Currently this is the relevant part of code (declarations and functions ommitted. Not at the scope of this question):
Set hbDict = dict_HB(hb) ''--this returns a dictionary from a function for comparison
Set FSO = CreateObject("scripting.filesystemobject")
Set myFile = FSO.OpenTextFile(sPath & sFilename, ForReading)
'--This counts how many matches occur between txt and dictionary to redim the array:
Do While myFile.AtEndOfStream <> True
textline = myFile.ReadLine
arrLine = Split(textline, ";")
If hbDict.exists(arrLine(3)) Then
arrLimit = arrLimit + 1
End If
Loop
Redim MyArray(1 to arrLimit, 1 to 31)
'--Loop again through the file, now actually adding to the redimmed array:
L = 1
Do While myFile.AtEndOfStream <> True
textline = myFile.ReadLine
arrLine = Split(textline, ";")
If hbDict.exists(arrLine(3)) Then
For c = 1 to 31
MyArray(L,C) = arrLine(c-1)
Next
L = L + 1
End If
Loop
myFile.Close
set FSO = nothing
'code continues...
First loop takes around 19 minutes. second a little more.
Already tried to open for append, but it crashes, maybe because i'm running at 4gb of RAM. Any way of loading the entire file at once, seems to crash the machine. Open for input does not read the entire file, so data is lost. The use of a collection in the first loop to avoid relooping the txt would be great if it could handle more than 256 entries... And off course, dinamically redim array inside the loop is out of question since it is a performance killer.
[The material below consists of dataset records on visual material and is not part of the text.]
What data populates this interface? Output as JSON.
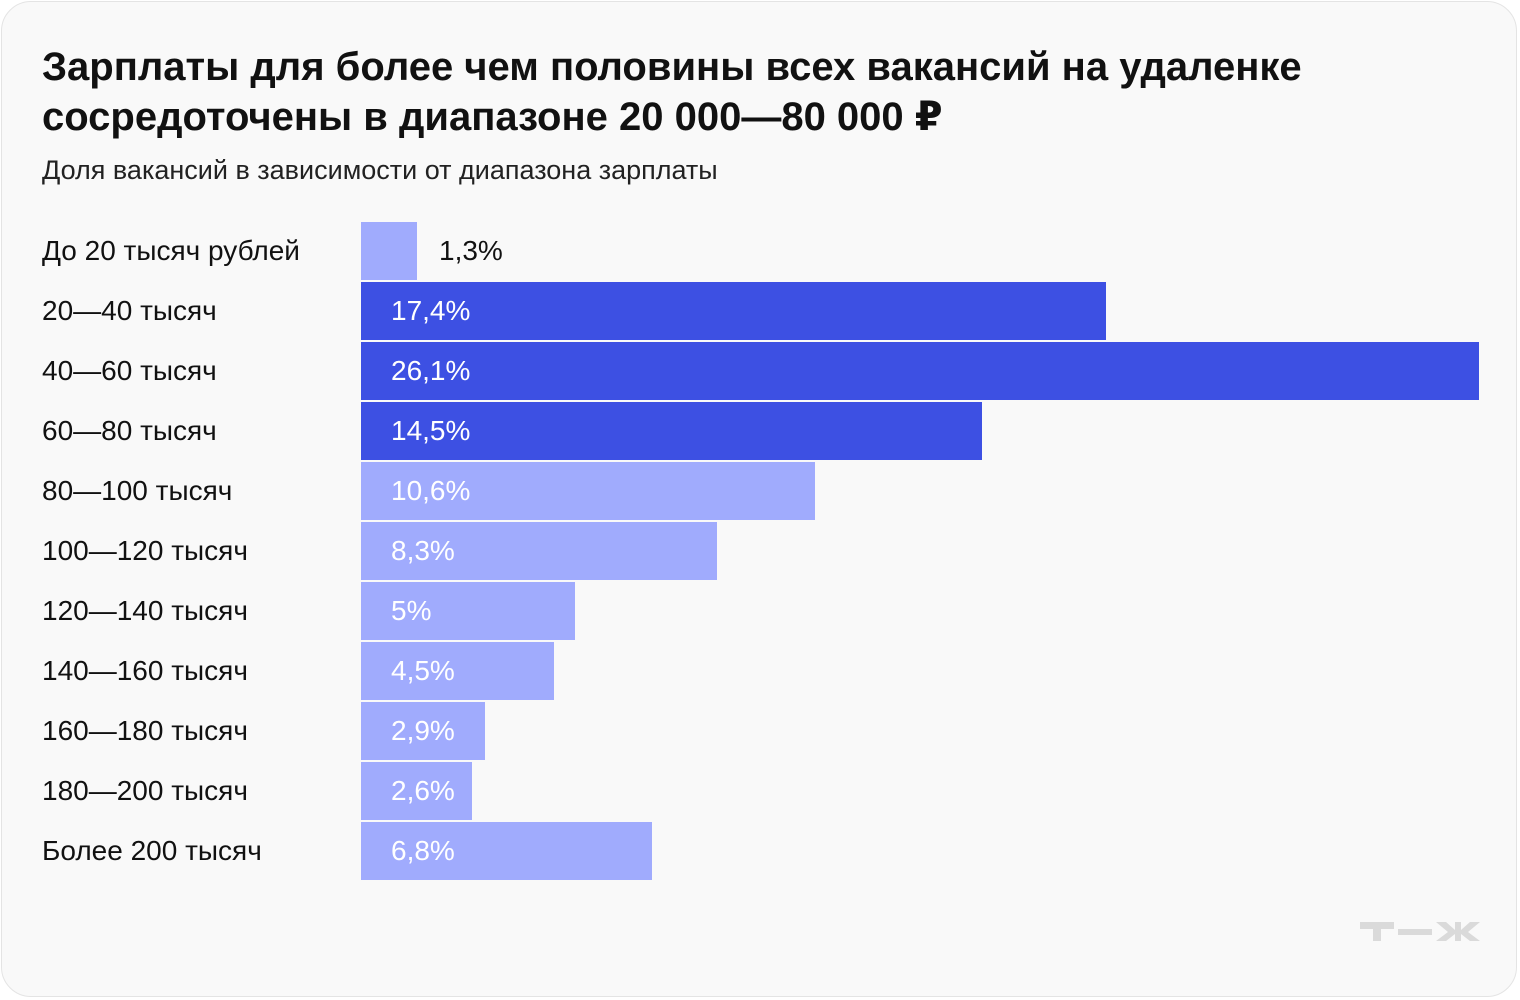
{
  "title": "Зарплаты для более чем половины всех вакансий на удаленке сосредоточены в диапазоне 20 000—80 000 ₽",
  "subtitle": "Доля вакансий в зависимости от диапазона зарплаты",
  "logo_text": "т—ж",
  "colors": {
    "highlight": "#3d50e3",
    "regular": "#a0abfd",
    "background": "#f9f9f9"
  },
  "chart_data": {
    "type": "bar",
    "orientation": "horizontal",
    "title": "Зарплаты для более чем половины всех вакансий на удаленке сосредоточены в диапазоне 20 000—80 000 ₽",
    "subtitle": "Доля вакансий в зависимости от диапазона зарплаты",
    "categories": [
      "До 20 тысяч рублей",
      "20—40 тысяч",
      "40—60 тысяч",
      "60—80 тысяч",
      "80—100 тысяч",
      "100—120 тысяч",
      "120—140 тысяч",
      "140—160 тысяч",
      "160—180 тысяч",
      "180—200 тысяч",
      "Более 200 тысяч"
    ],
    "values": [
      1.3,
      17.4,
      26.1,
      14.5,
      10.6,
      8.3,
      5,
      4.5,
      2.9,
      2.6,
      6.8
    ],
    "labels": [
      "1,3%",
      "17,4%",
      "26,1%",
      "14,5%",
      "10,6%",
      "8,3%",
      "5%",
      "4,5%",
      "2,9%",
      "2,6%",
      "6,8%"
    ],
    "highlighted": [
      false,
      true,
      true,
      true,
      false,
      false,
      false,
      false,
      false,
      false,
      false
    ],
    "unit": "%",
    "grid": false,
    "legend": "none"
  }
}
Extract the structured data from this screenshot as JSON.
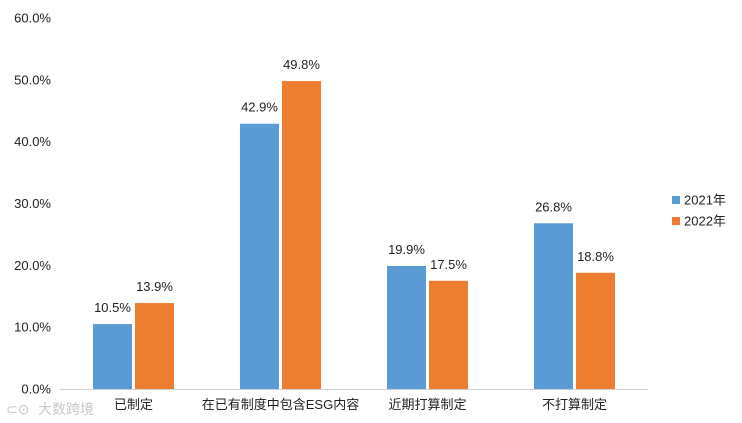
{
  "chart_data": {
    "type": "bar",
    "categories": [
      "已制定",
      "在已有制度中包含ESG内容",
      "近期打算制定",
      "不打算制定"
    ],
    "series": [
      {
        "name": "2021年",
        "color": "#5b9bd5",
        "values": [
          10.5,
          42.9,
          19.9,
          26.8
        ]
      },
      {
        "name": "2022年",
        "color": "#ed7d31",
        "values": [
          13.9,
          49.8,
          17.5,
          18.8
        ]
      }
    ],
    "ylim": [
      0,
      60
    ],
    "yticks": [
      0,
      10,
      20,
      30,
      40,
      50,
      60
    ],
    "ytick_labels": [
      "0.0%",
      "10.0%",
      "20.0%",
      "30.0%",
      "40.0%",
      "50.0%",
      "60.0%"
    ],
    "data_labels": [
      [
        "10.5%",
        "42.9%",
        "19.9%",
        "26.8%"
      ],
      [
        "13.9%",
        "49.8%",
        "17.5%",
        "18.8%"
      ]
    ],
    "grid": false,
    "legend": "right"
  },
  "watermark": "大数跨境"
}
Is there any way to do it faster than this?
Change the first loop to
Dim colLines As Collection
Set colLines = New Collection
Do While Not myFile.AtEndOfStream
textline = myFile.ReadLine
arrLine = Split(textline, ";")
If hbDict.exists(arrLine(3)) Then
'arrLimit = arrLimit + 1
colLines.Add textline
End If
Loop
And the second loop
Dim i As Long
ReDim MyArray(1 To colLines.Count, 1 To 31)
For i = 1 To colLines.Count
textline = colLines(i)
arrLine = Split(textline, ";")
If hbDict.exists(arrLine(3)) Then
For c = 1 To 31
MyArray(L, c) = arrLine(c - 1)
Next
L = L + 1
End If
Next i
In such a way you only need to read the text file once. Because it's so big you won't be able to read the file completely into memory.